Vertical to Horizontal Scaling, Part 1: Why go Horizontal?


Like most fast-growing startups, Stanza faces a lot of scalability challenges. We sync 250M+ events on a daily basis, handle 10M pageviews a day, and during peak traffic, process 1M+ requests a minute. Part of my work is to keep up with our demanding traffic (we recently grew 100x in just 6 months).

Prior to the 100x explosion, we’ve always run our backend on a monolithic server. Whenever traffic grew, we just threw in more memory and cpu, which ironically, wasn’t so easy.

The Trouble w/Vertical

Grunt Work

As an AWS shop, we are lucky enough not have to physically manage our servers. Even then vertical scaling, at a minimum, required

  1. manually spinning up a new instance
  2. provision the capacity of processes on the new instance
  3. switching traffic

Other times, AMI‘s need to be imaged, disks need to be resized, etc.
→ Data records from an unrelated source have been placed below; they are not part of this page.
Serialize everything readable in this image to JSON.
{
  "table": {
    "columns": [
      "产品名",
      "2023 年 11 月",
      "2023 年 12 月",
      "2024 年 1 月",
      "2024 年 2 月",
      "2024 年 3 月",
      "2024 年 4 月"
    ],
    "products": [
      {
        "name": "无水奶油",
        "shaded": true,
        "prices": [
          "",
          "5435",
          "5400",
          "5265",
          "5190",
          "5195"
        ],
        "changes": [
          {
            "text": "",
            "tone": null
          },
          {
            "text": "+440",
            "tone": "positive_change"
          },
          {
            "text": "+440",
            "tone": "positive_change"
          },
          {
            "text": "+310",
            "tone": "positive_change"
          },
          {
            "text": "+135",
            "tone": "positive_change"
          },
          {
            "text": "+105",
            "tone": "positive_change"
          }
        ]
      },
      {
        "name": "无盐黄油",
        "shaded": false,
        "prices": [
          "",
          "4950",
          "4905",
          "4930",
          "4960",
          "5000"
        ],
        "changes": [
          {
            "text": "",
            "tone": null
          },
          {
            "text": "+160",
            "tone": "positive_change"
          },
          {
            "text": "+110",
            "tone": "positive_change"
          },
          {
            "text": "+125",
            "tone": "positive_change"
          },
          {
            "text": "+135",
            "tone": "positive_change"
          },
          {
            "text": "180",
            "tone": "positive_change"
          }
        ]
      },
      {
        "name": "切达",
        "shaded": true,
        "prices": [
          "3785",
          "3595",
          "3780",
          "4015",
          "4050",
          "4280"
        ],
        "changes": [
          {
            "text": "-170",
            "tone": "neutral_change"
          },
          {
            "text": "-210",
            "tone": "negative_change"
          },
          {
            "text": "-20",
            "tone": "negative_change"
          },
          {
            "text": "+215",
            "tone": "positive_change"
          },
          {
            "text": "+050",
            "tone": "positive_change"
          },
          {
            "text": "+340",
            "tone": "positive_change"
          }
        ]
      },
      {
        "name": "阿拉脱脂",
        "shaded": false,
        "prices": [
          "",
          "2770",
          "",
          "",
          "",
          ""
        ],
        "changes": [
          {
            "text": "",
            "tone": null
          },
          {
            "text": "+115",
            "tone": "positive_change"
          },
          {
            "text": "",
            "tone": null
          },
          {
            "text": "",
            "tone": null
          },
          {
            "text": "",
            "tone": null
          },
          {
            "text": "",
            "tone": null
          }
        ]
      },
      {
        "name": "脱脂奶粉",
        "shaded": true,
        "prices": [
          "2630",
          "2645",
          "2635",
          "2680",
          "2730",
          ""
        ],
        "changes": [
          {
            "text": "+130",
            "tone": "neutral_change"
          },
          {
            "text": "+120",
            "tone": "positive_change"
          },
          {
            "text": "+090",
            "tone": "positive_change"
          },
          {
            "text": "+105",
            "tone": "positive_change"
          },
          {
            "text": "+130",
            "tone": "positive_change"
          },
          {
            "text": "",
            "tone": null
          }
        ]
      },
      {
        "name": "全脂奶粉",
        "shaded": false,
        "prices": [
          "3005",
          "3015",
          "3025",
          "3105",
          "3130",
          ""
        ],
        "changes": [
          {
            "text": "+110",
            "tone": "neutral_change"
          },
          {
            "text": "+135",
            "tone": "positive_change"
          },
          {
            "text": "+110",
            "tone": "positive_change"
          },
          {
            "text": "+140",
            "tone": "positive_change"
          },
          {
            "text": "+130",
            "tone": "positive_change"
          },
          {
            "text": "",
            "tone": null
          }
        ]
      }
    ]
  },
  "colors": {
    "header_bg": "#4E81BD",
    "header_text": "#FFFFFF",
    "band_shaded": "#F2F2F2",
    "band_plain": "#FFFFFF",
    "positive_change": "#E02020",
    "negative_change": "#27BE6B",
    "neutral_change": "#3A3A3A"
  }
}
One could argue the above work can be automated (which I agree), but there’s a bigger issue…


EC2 servers are charged based on hours of operation, not CPU utilization/memory usage/[insert_any_non_time_measurements_of_work].

Say we chose a m3.medium instance as our server, we are paying for the # of hours that instance is up. Whether those hours were filled with high traffic (great utilization), or low traffic, our bill is the same.

Though traffic at Stanza is growing at a macro scale, traffic on any given day can easily fluctuate by ~10x or more. What this means is if we weren’t utilizing our servers 100% all the time (hint: we don’t), we are still paying for the beefier CPU, memory, and SSD.

Our costs need to look like our utlization. Elasticity FTW!


Any monolithic setup, large or small, suffers from lack of redundancy. When something goes wrong with the sole server, all traffic dies.

A single monolithic server also resides in one location which means requests from places far away will have longer roundtrip times. This usually results in poorer end user experience.

Horizontal to the Rescue

Instead of growing the capacity of a single server, horizontal scaling grows the # of servers, keeping the capacity the same.

Less Grunt Work

By leveraging container technologies such as Docker and AWS provisioning services like Beanstalk we can easily automate the replication, deployment, and traffic switching.

Cost Savings

Because a single server now is of smaller capacity, we can spin down/up servers as we need. Since we are charged based on server hours, our costs will follow traffic patterns (this is more apparent the more granular server capacity is with respect to total traffic).

Better Failover/Consistent Performance

With multiple servers we no longer depend on a single server being healthy. If one fails, we can route traffic to another one and avoid downtime.

In addition, requests can be handled by servers in the same geo-location. No requests will have to travel very far and thus, roundtrip times will be fairly consistent.

Where do we go from here?

Because of grunt work, cost, and lack of redundancy/geo-locality, vertical scaling starts to show its shortcoming after a certain size. In Part 2, we’ll explore technical specifics at Stanza to set up background on our journey away from vertical to horizontal scaling.